Hickey había ordenado a tres de los suyos que siguieran cargando los carros de azufre; mientras tanto, él y tres más salieron fuera para recibir a los Hijos.

Hickey y sus hombres eran peligrosos, pero, por suerte para los Hijos, unos pésimos tiradores. La noche se llenó de gritos y disparos.

—¡Allí! ¡A por ellos!

—No veo nada. ¿Dónde, dónde?

—¡Ahí, imbécil!

—¡Ya veo, maldita sea!

Se oyó un grito de dolor procedente del bando de los patriotas.

—¡Me han dado!

—¿Puedes andar?

—Maldita sea, y correr si hace falta.

Había terminado la escaramuza. Hickey y sus hombres habían vencido; no hubo ni heridos ni bajas. Los Hijos se retiraron con un herido.
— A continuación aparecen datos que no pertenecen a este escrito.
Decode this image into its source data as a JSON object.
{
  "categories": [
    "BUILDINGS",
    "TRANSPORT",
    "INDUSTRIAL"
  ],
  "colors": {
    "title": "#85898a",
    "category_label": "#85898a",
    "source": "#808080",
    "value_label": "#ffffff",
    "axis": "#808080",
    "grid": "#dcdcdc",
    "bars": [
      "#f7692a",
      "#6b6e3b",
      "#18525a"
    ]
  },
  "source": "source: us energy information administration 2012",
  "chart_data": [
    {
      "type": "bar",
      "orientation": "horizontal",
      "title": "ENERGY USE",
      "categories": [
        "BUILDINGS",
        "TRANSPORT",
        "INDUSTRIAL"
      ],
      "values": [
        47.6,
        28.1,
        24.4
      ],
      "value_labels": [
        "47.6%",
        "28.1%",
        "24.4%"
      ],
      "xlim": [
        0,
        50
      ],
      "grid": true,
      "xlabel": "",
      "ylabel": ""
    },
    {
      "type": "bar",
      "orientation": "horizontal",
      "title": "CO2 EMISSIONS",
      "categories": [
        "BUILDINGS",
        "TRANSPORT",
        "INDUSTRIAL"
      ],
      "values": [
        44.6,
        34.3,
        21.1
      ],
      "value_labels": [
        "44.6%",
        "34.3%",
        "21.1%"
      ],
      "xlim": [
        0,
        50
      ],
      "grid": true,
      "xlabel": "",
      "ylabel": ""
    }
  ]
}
Se lo habían pasado en grande. Hickey y sus tres secuaces se disputaban la autoría del disparo que había herido al adversario.

—¿Qué clase de hijo es?

—Creo que es un tullido.

—Pues yo opino que es un hijo de puta.

—Un maldito yanqui hijo de puta.

Hickey les ordenó que regresaran a St. Paul y anunciaran a los demás que ya bastaba con el azufre que habían robado hasta entonces y que se marcharan a toda prisa. Él tenía asuntos que resolver.

Silbando
Yankee Doodle,
se levantó el cuello del abrigo y se alejó. El Gordo le pagaría una generosa cantidad de dinero por los nombres de los Hijos y su paradero.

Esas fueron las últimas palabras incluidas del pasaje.